Legal defence falls flat as platform swamped with products which violate FDA regulations says Wall Street Journal report.
“Amazon has ceded control of its site,” according to a Wall Street Journal report. In an investigative report, the WSJ states that “just like tech companies that have struggled to tackle misinformation on their platforms, Amazon has proven unable or unwilling to effectively police third-party sellers on its site.”

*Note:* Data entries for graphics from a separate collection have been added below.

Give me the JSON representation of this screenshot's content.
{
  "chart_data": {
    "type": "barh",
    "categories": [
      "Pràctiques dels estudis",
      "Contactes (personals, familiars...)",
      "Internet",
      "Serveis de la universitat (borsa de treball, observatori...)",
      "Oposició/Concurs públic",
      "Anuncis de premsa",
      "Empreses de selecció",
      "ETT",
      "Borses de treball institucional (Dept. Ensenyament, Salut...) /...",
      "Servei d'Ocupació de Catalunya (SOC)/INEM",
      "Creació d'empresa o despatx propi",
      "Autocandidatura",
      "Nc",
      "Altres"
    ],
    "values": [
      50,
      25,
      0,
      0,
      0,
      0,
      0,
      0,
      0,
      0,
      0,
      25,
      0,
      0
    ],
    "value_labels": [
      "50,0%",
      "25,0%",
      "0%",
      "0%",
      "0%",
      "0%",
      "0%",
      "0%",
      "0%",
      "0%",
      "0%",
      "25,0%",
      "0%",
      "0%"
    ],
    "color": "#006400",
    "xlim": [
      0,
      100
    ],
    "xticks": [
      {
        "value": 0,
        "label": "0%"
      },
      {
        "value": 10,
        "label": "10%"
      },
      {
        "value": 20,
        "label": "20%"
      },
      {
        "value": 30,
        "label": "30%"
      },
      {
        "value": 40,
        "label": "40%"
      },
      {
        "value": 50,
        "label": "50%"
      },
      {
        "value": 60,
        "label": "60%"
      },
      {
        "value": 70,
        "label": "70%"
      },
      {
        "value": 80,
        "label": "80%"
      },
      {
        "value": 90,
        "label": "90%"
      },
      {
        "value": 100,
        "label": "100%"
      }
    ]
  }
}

Research suggests that in addition to a multiude of counterfeits, there are “thousands of banned, unsafe or mislabeled products.” These range from nearly 100 different eyelash-growth products falsely listed as “FDA-approved” to sleeping mats the Food and Drug Administration warns can suffocate infants. The Seattle-based behemoth has achieved a 36.5 percent market share of online retail as of 2018, and became the second company to ever reach a $1 trillion market cap the same year, following Apple. Amazon relied heavily on its marketplace, which has 2.5 million third-party sellers amounting to nearly 60 percent of all physical merchandise sales by Amazon. Close to 15,000 listings for products have been identified by the WSJ which fall foul of FDA regulations, “many of them anonymous, many in China, some offering scant information,” the report states. According to the WSJ’s Alexandra Berzon, Shane Shifflett and Justin Scheck Amazon regularly disclaims liability, asserting that it is not the seller, but instead, merely an intermediary.
“Amazon’s common legal defense in safety disputes over third-party sales is that it is not the seller and so, [it] can’t be responsible under state statutes that let consumers sue retailers,” according to the reporters, suggesting for the most part this has proven effective. However, last month when a 3-judge panel for the US Court of Appeals for the Third Circuit Court of Appeals determined that Amazon is, in fact, liable for the damage caused by a defective dog leash purchased from a third-party on its marketplace in December 2014. The court determined that despite the fact that the leash was “sourced and shipped by [a] third-party vendor … Amazon’s involvement in transactions extends beyond a mere editorial function; it plays a large role in the actual sales process.” The case, contested by Amazon, may have a significant impact upon Amazon because over half of the products sold by Amazon each year come from third-parties. The WSJ suggests the Third Circuit’s decision “could impose on Amazon greater responsibility” and legal liability over the products listed on its site by third-parties.